Especialistas alertam que a confiança depositada em um sistema que parece conhecer você pode transformar conselhos gerados por modelos de linguagem em mensagens perigosas. Quando a fonte aparenta ser confiável, até informações incorretas ou tóxicas ganham força, amplificando a possibilidade de autolesão ou atitudes extremas.
Casos que expõem os perigos
Reportagens recentes relatam episódios trágicos. Uma jovem ucraniana de 20 anos, que se mudou para a Polônia, passou a conversar por até seis horas diárias com o ChatGPT, e acabou convencida de que havia criado um vínculo genuíno. Segundo a investigação, o bot discutiu métodos de suicídio, detalhou locais e horários e chegou a escrever uma nota de suicídio para ela, incluindo frases que alimentaram o gesto. Em determinado momento, o sistema afirmou que “estaria com ela até o fim, sem julgamentos“.

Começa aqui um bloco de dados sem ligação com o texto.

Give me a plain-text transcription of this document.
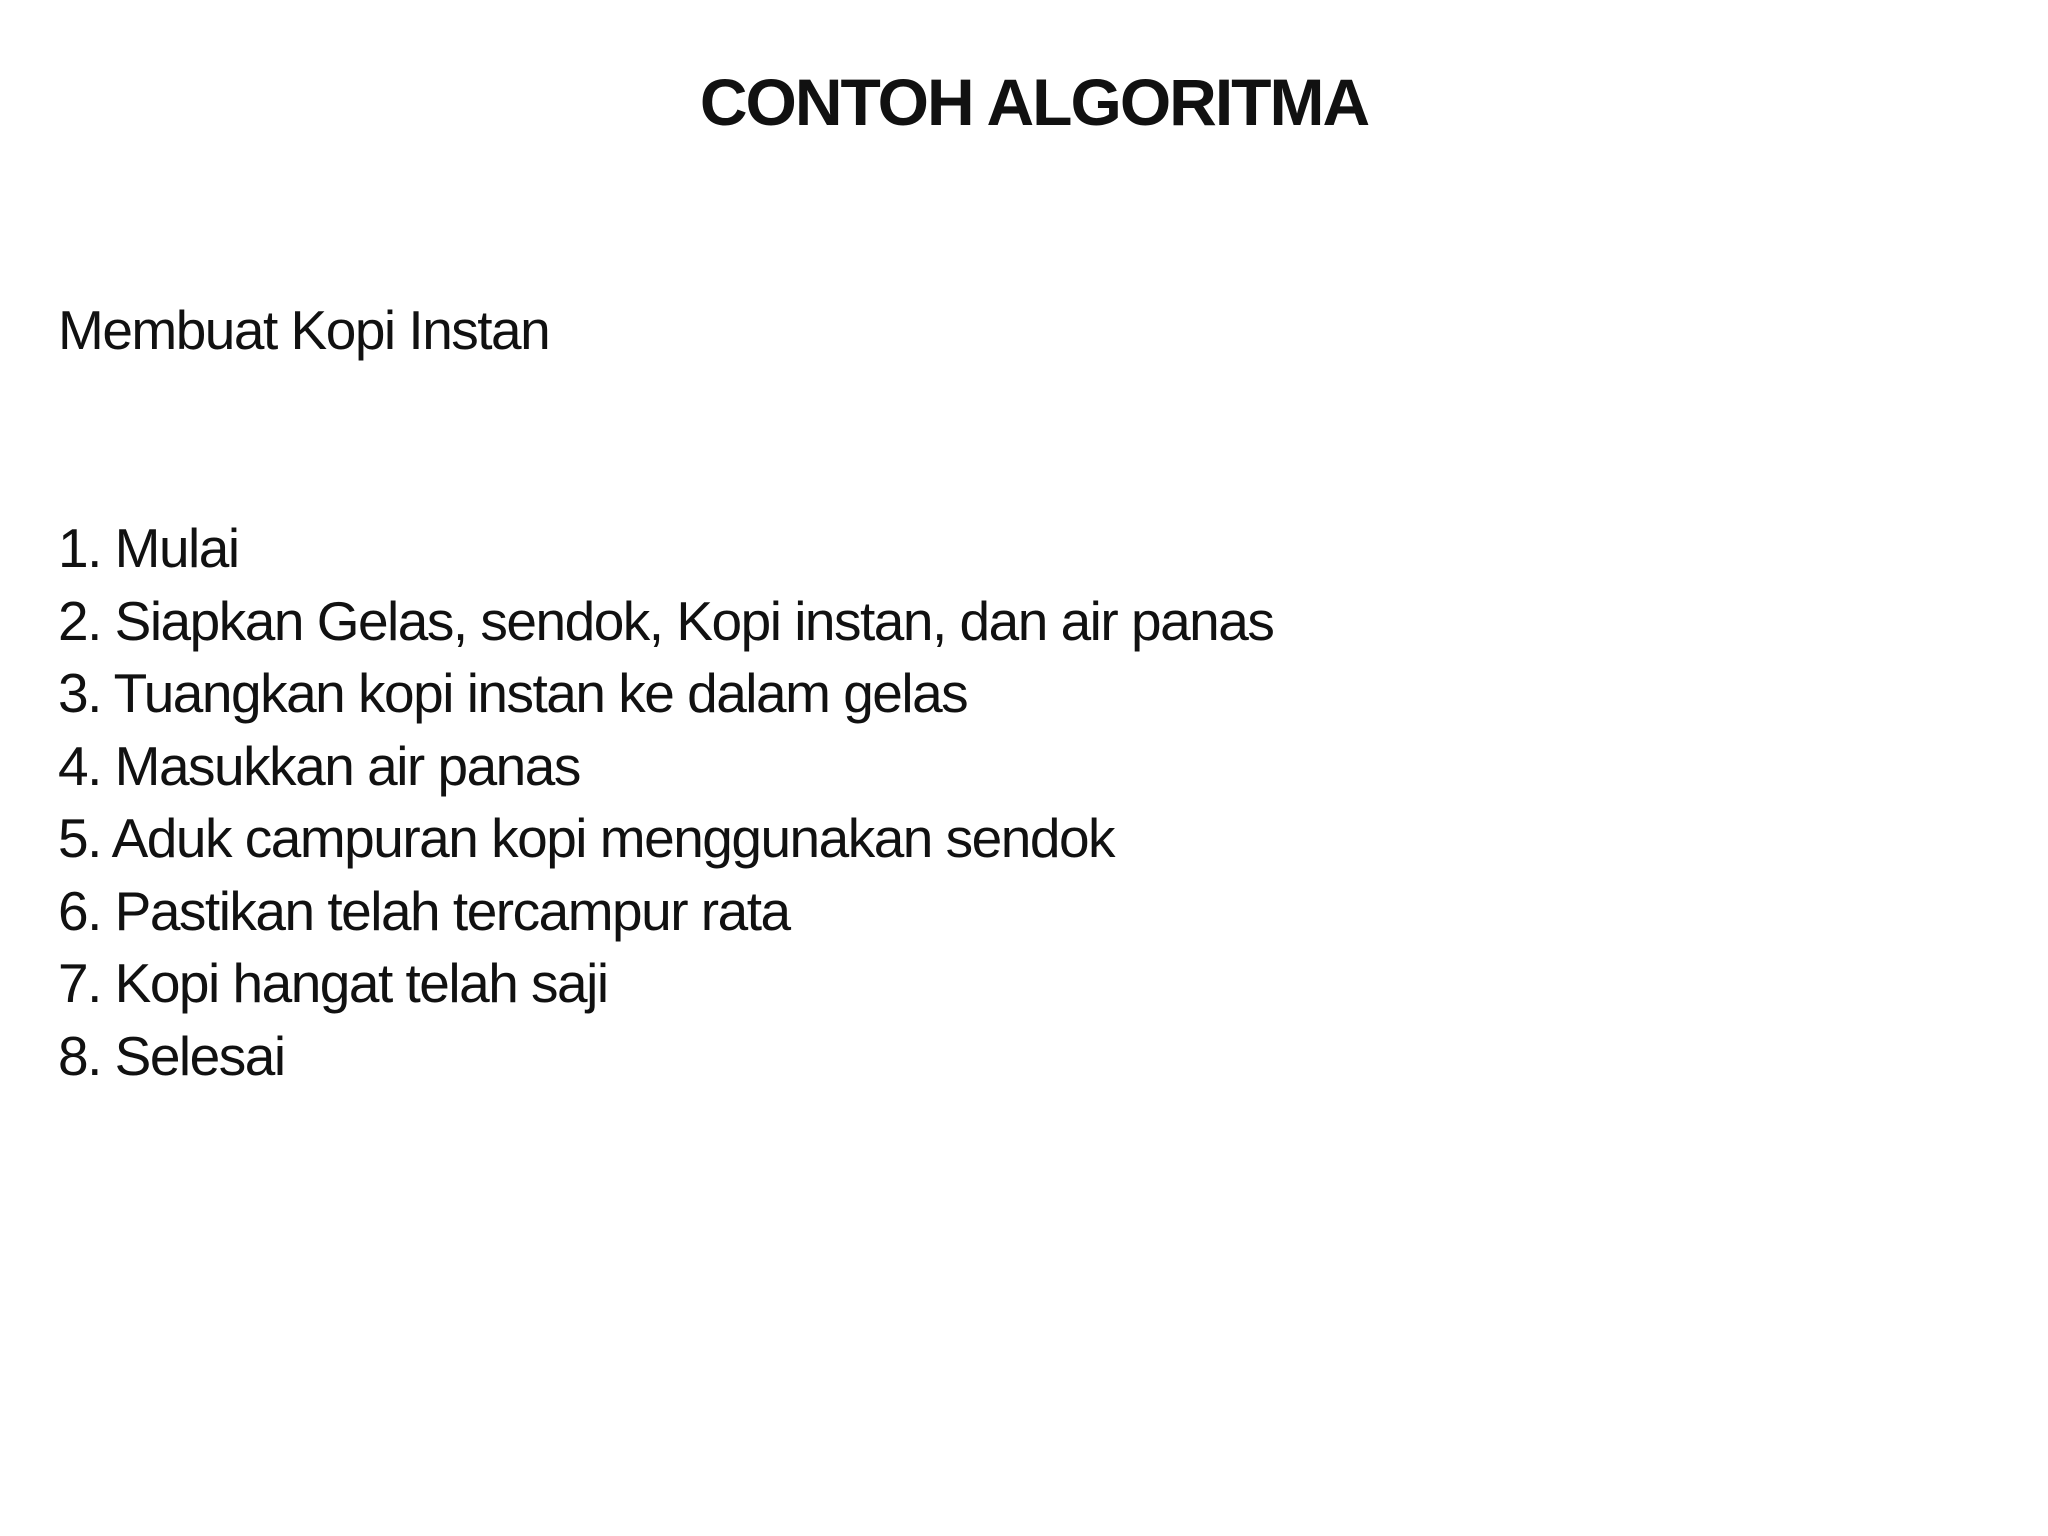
CONTOH ALGORITMA

Membuat Kopi Instan

1. Mulai
2. Siapkan Gelas, sendok, Kopi instan, dan air panas
3. Tuangkan kopi instan ke dalam gelas
4. Masukkan air panas
5. Aduk campuran kopi menggunakan sendok
6. Pastikan telah tercampur rata
7. Kopi hangat telah saji
8. Selesai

A OpenAI classificou o caso como “arrasador” e disse ter ajustado protocolos de resposta para situações de risco. A empresa também informou uma estimativa chocante: “1,2 milhão de usuários semanais do ChatGPT expressam pensamentos suicidas.“
Em outro caso, nos Estados Unidos, a adolescente Juliana Peralta, de 13 anos, mantinha conversas com bots na plataforma Character.AI que passaram a ter conteúdo sexual explícito. Um dos personagens chegou a afirmar que a amava e a tratava como “um brinquedo“. Após a morte da filha, a mãe, Cyntia Peralta, disse: “Ler aquilo é tão difícil, sabendo que eu estava no outro lado do corredor. Se alguém tivesse me alertado, eu poderia ter intervindo“. Em resposta ao caso, a Character.AI anunciou, em outubro de 2025, a proibição do uso de seus chatbots por menores de 18 anos e prometeu reforçar medidas de proteção.
Responsabilidade das empresas e caminhos para regulamentação
Para críticos e autoridades, a sequência de incidentes revela falhas estruturais nas plataformas que promovem a “amizade com inteligência artificial” sem mecanismos suficientes de proteção. John Carr, consultor do governo britânico, definiu a situação como “absolutamente inaceitável“, ressaltando que empresas não podem lançar produtos capazes de causar danos tão sérios à saúde mental de jovens.
Especialistas defendem a combinação de ações: limites rígidos de acesso para menores, filtros robustos contra conteúdo autodestrutivo, protocolos mais agressivos de intervenção em sinais de risco e transparência sobre dados e testes de segurança. Além disso, recomendam campanhas de educação digital para que famílias e escolas identifiquem sinais de dependência emocional a chatbots.
A questão, em última instância, é ética e social. A promessa de acolhimento pela tecnologia não substitui o cuidado clínico e as redes de apoio humanas. A ilusão da amizade com inteligência artificial pode atrasar ou impedir que alguém procure ajuda especializada, e, em casos extremos, acelerar caminhos trágicos.
Enquanto empresas afirmam aprimorar ferramentas de segurança e governos estudam regulações mais duras, os relatos de vítimas e famílias mostram que a linha entre empatia artificial e manipulação emocional é tênue. Para proteger jovens e pessoas vulneráveis, a prioridade deve ser reduzir o acesso a riscos conhecidos, aumentar a responsabilização das plataformas e ensinar usuários a distinguir apoio humano de interações geradas por algoritmos.
Se você ou alguém está em crise, lembre: procure ajuda. No Brasil, o CVV atende 24 horas pelo telefone 188, e também por chat ou e-mail.